As the flames licked the ground in the stockyard, Roger ran into the barn making a beeline for one of the terrified little calves that was twitching in distress.

He hauled it up into his arms and swiftly carried it to the empty bull shed across the yard away from the fire.

He then turned on his heels and fetched the second one, then the third, and then headed back in to save the pigs that were squealing and charging around the barn, desperately looking for a way out.

It was difficult not to trip over the panicking piglets as the smoke got thicker, but adrenalin surged inside him and he was determined to save every last one. Each time he placed an animal down in the empty shed, he’d take a big gulp of air and battle on back in.

Had he got them all? The animals were running around in confusion and fear and Roger had lost count.

If there were any left in there, surely it would be too late?

The Bantams in the hen house got wind of the disturbances and added their voices to the cacophony in the yard.

The farmhouse was a fair distance away from where the fire was blazing so Roger’s parents were oblivious to the drama, but thankfully a passerby had seen the flames and called the fire brigade.

And while Roger was saving the animals, two fire wagons were racing over from nearby Barnsley with sirens clanging.

It was only when Roger counted and recounted the animals and knew they were safe that he could turn his attention to the fire itself.

If the flames got hold of the buildings then it would only be a matter of time before everything was destroyed.

Suddenly he heard the noise of the fire engines approaching the farm – it was the sweetest sound he’d ever heard.

Finally he was able to breathe and take stock of the scene before him.

Seconds later, as the fire relentlessly pulsed with heat, the fire engines had barely come to a stop before the brigade sprang into action like worker bees. Within seconds gallons and gallons of water were swamping the blaze.

Finally, alerted by the fire engines, Roger’s parents ran out of the farmhouse and were shocked to the core when they saw the fire and the expression on their son’s face.
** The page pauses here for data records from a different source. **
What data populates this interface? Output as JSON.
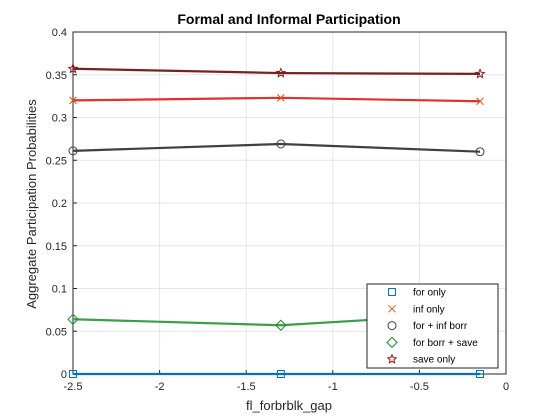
{
  "chart_data": {
    "type": "line",
    "title": "Formal and Informal Participation",
    "xlabel": "fl_forbrblk_gap",
    "ylabel": "Aggregate Participation Probabilities",
    "xlim": [
      -2.5,
      0
    ],
    "ylim": [
      0,
      0.4
    ],
    "x_ticks": [
      "-2.5",
      "-2",
      "-1.5",
      "-1",
      "-0.5",
      "0"
    ],
    "y_ticks": [
      "0",
      "0.05",
      "0.1",
      "0.15",
      "0.2",
      "0.25",
      "0.3",
      "0.35",
      "0.4"
    ],
    "x_tick_values": [
      -2.5,
      -2,
      -1.5,
      -1,
      -0.5,
      0
    ],
    "y_tick_values": [
      0,
      0.05,
      0.1,
      0.15,
      0.2,
      0.25,
      0.3,
      0.35,
      0.4
    ],
    "grid": true,
    "legend_position": "bottom-right",
    "series": [
      {
        "name": "for only",
        "marker": "square",
        "marker_color": "#0072BD",
        "line_color": "#0072BD",
        "x": [
          -2.5,
          -1.3,
          -0.15
        ],
        "y": [
          0.0,
          0.0,
          0.0
        ]
      },
      {
        "name": "inf only",
        "marker": "x",
        "marker_color": "#D95319",
        "line_color": "#E03030",
        "x": [
          -2.5,
          -1.3,
          -0.15
        ],
        "y": [
          0.32,
          0.323,
          0.319
        ]
      },
      {
        "name": "for + inf borr",
        "marker": "circle",
        "marker_color": "#404040",
        "line_color": "#404040",
        "x": [
          -2.5,
          -1.3,
          -0.15
        ],
        "y": [
          0.261,
          0.269,
          0.26
        ]
      },
      {
        "name": "for borr + save",
        "marker": "diamond",
        "marker_color": "#1E8C2E",
        "line_color": "#3A9E4A",
        "x": [
          -2.5,
          -1.3,
          -0.15
        ],
        "y": [
          0.064,
          0.057,
          0.071
        ]
      },
      {
        "name": "save only",
        "marker": "star",
        "marker_color": "#8B1A1A",
        "line_color": "#7A2020",
        "x": [
          -2.5,
          -1.3,
          -0.15
        ],
        "y": [
          0.357,
          0.352,
          0.351
        ]
      }
    ]
  }
}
It was obvious he’d been in the eye of the storm and Rene ran to hug Roger as it dawned on Charlie that his son had not only been single-handedly dealing with the fire, but he had also saved the animals.

The fire brigade continued to quell the blaze and worked through the night to make sure every inch of the fire was damped down, while the Nicholsons learned that two other local farms had been victims of arson attacks that night.

Charlie scolded Roger for not reporting the fire to them straight away as he put himself in so much danger, but recognised his son was indeed a true farmer for saving the animals first.

They all understood how close they had been to losing everything.